One of the Affordable Care Act’s most serious flaws is that it did nothing to address these fundamental flaws and, instead, was designed to increase Medicaid eligibility by 38 percent in 2014.[4] It would be far more humanitarian and efficient to give the program’s recipients a fixed amount of dollars and let them purchase private health insurance just like everyone else. After all, when people cannot afford food, we do not give them a card that allows them to buy food only at grocery stores willing to sell to them at deeply discounted prices. We instead provide them with a fixed amount of dollars that they can use to purchase food in the same locations as everyone else.

This approach might not work very well for Medicaid patients who already are sick enough to require long term care services. Thus states might need to continue to be responsible for figuring out the best way to address the needs of such chronically ill patients. Still, rather than retain the “more-you-spend-more-you-get” matching formula, a more sensible solution would be to replace it by using the same block grant approach successfully used for the Clinton administration’s welfare reform in 1996. Giving each state a fixed dollar amount would create strong incentives to carefully weigh spending priorities both across various state programs and within Medicaid, along with far stronger incentives to control costs (since states will pocket every dollar of savings).


[1] In raw numbers, 149.8 million out of a population of 305.6 million receive some form of cash or non-cash benefit. Of these, 107.2 million receive means-tested benefits, meaning that income is used to determine eligibility for benefits; the three largest such programs are Medicaid (80.5 million), Food Stamps (48.3 million), and nutrition assistance provided through the WIC (Women, Infants and Children) program (23.1 million).

[2] Specifically, Medicaid paid hospitals 34 percent less than private health insurers in 2009 (Figure 1), while paying doctors 42 percent less (Figure 2).

[3] Mississippi qualified for a federal matching rate of 75.67%. But note that under the stimulus bill, all states received an enhanced federal match that increased Mississippi’s federal matching rate to 84.86%. See this table for matching rates for every state.
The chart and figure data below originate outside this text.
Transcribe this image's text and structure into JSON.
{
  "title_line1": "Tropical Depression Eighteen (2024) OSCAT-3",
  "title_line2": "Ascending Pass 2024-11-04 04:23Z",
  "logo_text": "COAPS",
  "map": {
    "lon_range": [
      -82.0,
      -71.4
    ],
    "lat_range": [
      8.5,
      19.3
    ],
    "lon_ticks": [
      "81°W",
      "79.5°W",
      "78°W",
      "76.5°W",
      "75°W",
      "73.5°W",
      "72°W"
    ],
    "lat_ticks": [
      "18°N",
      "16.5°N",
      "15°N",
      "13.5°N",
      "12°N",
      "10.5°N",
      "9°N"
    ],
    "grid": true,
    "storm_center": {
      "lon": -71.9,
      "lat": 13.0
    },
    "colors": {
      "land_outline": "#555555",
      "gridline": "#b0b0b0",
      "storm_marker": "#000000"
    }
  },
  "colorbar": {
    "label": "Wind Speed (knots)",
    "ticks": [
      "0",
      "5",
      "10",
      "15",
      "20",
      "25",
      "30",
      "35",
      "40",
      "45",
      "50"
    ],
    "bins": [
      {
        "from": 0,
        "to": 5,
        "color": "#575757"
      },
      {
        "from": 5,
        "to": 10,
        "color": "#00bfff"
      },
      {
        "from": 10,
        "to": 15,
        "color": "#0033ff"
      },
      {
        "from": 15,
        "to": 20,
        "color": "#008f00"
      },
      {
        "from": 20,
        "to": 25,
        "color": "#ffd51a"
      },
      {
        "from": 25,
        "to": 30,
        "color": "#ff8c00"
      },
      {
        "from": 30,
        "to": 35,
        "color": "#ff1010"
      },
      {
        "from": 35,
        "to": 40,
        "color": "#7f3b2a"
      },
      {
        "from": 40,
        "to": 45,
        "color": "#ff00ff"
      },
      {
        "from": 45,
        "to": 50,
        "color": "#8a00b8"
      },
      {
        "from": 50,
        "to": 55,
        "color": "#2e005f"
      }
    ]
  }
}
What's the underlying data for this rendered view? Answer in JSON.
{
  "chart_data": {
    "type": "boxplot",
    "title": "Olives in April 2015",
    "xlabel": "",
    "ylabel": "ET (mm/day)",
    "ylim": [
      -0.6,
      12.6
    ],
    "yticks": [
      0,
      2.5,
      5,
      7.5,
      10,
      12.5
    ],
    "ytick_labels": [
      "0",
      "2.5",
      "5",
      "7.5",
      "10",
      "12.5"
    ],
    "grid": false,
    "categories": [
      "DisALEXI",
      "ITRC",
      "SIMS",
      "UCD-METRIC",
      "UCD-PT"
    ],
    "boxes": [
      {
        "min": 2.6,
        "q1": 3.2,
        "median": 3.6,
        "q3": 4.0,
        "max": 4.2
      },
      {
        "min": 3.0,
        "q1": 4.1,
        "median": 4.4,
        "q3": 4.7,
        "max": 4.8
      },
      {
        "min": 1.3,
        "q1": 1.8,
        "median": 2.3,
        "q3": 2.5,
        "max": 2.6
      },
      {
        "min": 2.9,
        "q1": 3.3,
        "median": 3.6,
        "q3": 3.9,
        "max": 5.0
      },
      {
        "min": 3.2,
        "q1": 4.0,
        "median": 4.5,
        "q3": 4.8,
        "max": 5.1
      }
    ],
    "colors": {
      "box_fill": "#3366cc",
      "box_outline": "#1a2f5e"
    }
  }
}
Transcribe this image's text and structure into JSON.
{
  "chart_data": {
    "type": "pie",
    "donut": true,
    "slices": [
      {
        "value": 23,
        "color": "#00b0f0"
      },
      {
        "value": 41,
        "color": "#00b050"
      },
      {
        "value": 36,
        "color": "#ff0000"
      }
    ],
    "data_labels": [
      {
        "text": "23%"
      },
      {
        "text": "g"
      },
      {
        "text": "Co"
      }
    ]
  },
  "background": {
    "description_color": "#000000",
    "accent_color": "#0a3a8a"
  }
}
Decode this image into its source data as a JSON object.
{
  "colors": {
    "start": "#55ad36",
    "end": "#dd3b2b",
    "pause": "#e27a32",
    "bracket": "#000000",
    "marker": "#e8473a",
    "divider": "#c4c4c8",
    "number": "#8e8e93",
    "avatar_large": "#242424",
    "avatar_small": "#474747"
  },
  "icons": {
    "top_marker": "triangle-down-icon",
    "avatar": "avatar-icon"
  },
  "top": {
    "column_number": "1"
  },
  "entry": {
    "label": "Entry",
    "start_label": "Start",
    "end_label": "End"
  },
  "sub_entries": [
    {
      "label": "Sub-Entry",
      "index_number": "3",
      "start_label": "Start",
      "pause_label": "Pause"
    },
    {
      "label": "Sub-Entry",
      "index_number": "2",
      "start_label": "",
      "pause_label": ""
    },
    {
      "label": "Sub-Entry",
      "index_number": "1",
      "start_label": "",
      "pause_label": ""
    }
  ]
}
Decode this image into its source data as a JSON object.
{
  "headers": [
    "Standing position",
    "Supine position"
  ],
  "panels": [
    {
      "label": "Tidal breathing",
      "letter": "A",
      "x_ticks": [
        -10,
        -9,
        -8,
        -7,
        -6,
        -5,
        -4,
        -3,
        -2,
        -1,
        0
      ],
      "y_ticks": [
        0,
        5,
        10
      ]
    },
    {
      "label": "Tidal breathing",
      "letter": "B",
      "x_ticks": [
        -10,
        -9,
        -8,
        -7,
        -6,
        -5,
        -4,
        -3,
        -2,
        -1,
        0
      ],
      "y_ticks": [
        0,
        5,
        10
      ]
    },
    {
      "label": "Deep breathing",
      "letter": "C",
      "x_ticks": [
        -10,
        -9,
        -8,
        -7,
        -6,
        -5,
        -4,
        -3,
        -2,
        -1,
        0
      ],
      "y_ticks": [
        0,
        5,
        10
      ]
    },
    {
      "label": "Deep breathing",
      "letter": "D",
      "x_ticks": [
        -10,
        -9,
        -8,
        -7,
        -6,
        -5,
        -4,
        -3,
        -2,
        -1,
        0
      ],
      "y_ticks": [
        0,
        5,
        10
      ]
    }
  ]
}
[4] According to the Medicare actuary, the number enrolled in Medicaid would have risen from 60.6 million in 2014 to 83.6 million that year (Table 2). As it turned out, the Supreme Court in June decided that the law unconstitutionally coerced states into expanding; the remedy was to make expansion optional without the threat of losing all federal Medicaid funding; consequently, Medicaid will end up enrolling about 6 million fewer people by 2022 than had originally been expected, but that obviously was not the intent of the designers.